Bei diesen Flügen zeigte sich [Name 1] an der Bedienungsweise des Flugzeuges sehr interessiert.
Der Flugzeugführer [Name 2] gab zu Einzelfragen auch bereitwillig Auskünfte, ohne jedoch dabei einen Verdacht zu schöpfen.
Der 21.10.1965 war für den Flugzeugführer und den Stationsmechaniker der letzte Einsatztag, danach sollte ein mehrtägiger Wochenendurlaub beginnen.
Am Nachmittag des 21.10. traf bereits die ablösende Besatzung auf dem Arbeitsflugplatz Ganzow ein.
Zur Person des [Name 1] gab es bisher keine negativen Hinweise. Nach erfolgreichem Abschluss der Lehre als Kfz-Schlosser im VEB Robur Zittau war [Name 1] bis Ende November 1962 Angehöriger der NVA.

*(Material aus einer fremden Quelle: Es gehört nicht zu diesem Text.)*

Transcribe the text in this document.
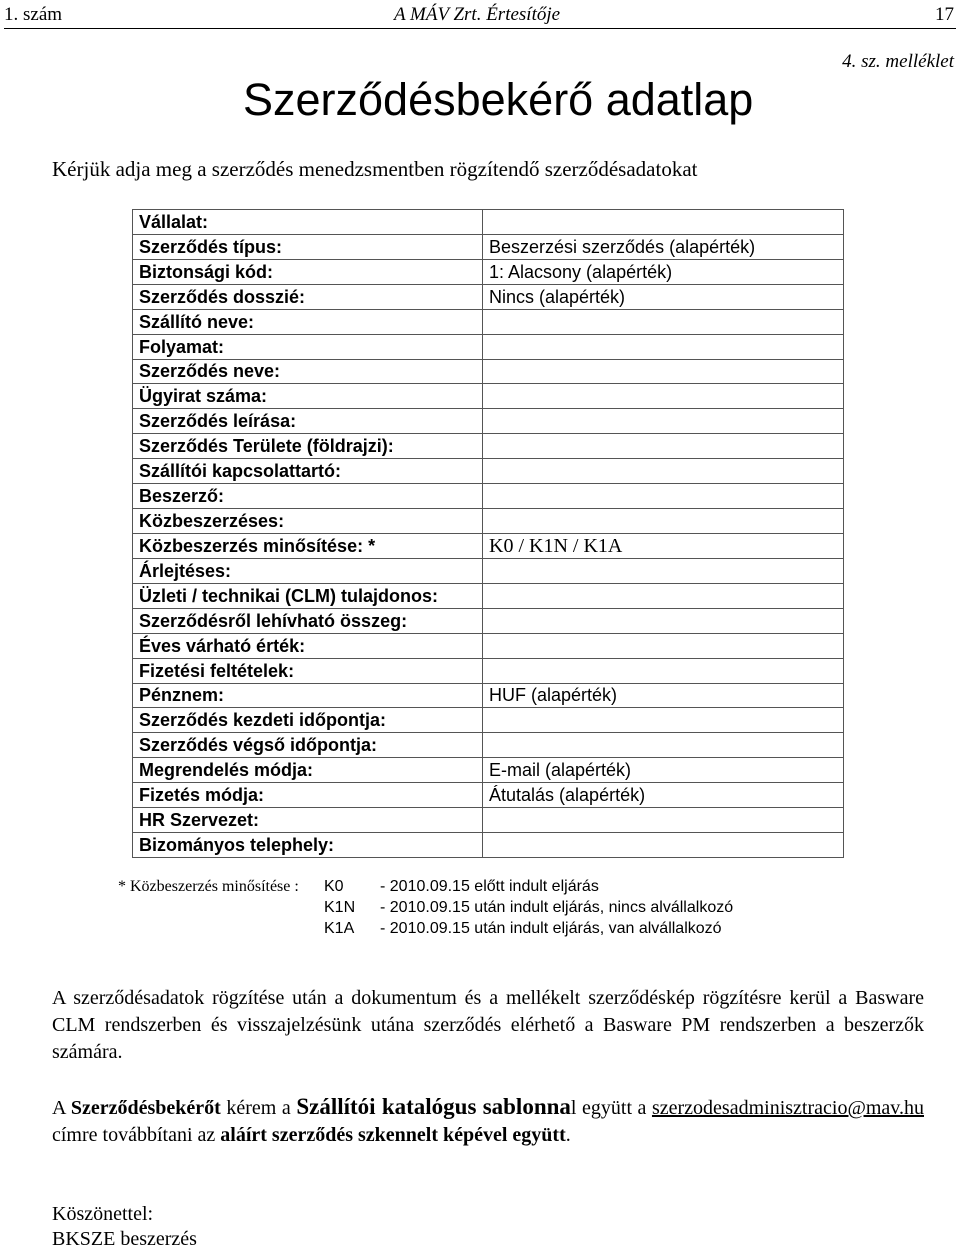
1. szám	A MÁV Zrt. Értesítője	17
4. sz. melléklet
Szerződésbekérő adatlap
Kérjük adja meg a szerződés menedzsmentben rögzítendő szerződésadatokat
Vállalat:	
Szerződés típus:	Beszerzési szerződés (alapérték)
Biztonsági kód:	1: Alacsony (alapérték)
Szerződés dosszié:	Nincs (alapérték)
Szállító neve:	
Folyamat:	
Szerződés neve:	
Ügyirat száma:	
Szerződés leírása:	
Szerződés Területe (földrajzi):	
Szállítói kapcsolattartó:	
Beszerző:	
Közbeszerzéses:	
Közbeszerzés minősítése: *	K0 / K1N / K1A
Árlejtéses:	
Üzleti / technikai (CLM) tulajdonos:	
Szerződésről lehívható összeg:	
Éves várható érték:	
Fizetési feltételek:	
Pénznem:	HUF (alapérték)
Szerződés kezdeti időpontja:	
Szerződés végső időpontja:	
Megrendelés módja:	E-mail (alapérték)
Fizetés módja:	Átutalás (alapérték)
HR Szervezet:	
Bizományos telephely:	
* Közbeszerzés minősítése : K0 - 2010.09.15 előtt indult eljárás
K1N - 2010.09.15 után indult eljárás, nincs alvállalkozó
K1A - 2010.09.15 után indult eljárás, van alvállalkozó
A szerződésadatok rögzítése után a dokumentum és a mellékelt szerződéskép rögzítésre kerül a Basware CLM rendszerben és visszajelzésünk utána szerződés elérhető a Basware PM rendszerben a beszerzők számára.
A Szerződésbekérőt kérem a Szállítói katalógus sablonnal együtt a szerzodesadminisztracio@mav.hu címre továbbítani az aláírt szerződés szkennelt képével együtt.
Köszönettel:
BKSZE beszerzés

Während der Dienstzeit wurden seine gute und vorbildliche Einsatzbereitschaft, sein fachliches Können in der Kraftfahrzeugtechnik und sein korrektes Auftreten gegenüber Vorgesetzten besonders gewürdigt.
Nach seiner Dienstzeit in der NVA erhielt er beim VEB Robur Zittau keine Arbeit, sodass er eine Tätigkeit im VEB Kraftverkehr Zittau aufnahm.
In dieser Zeit bewarb er sich bei der Interflug als Stationsmechaniker. Seine Einstellung erfolgte am 24.10.1963 auf dem Stützpunkt Kyritz.
[Name 1] wurde als zuverlässig eingeschätzt. Im privaten Leben war er sehr zurückhaltend.
Politisch trat er kaum in Erscheinung.
Weitere Untersuchungen werden geführt.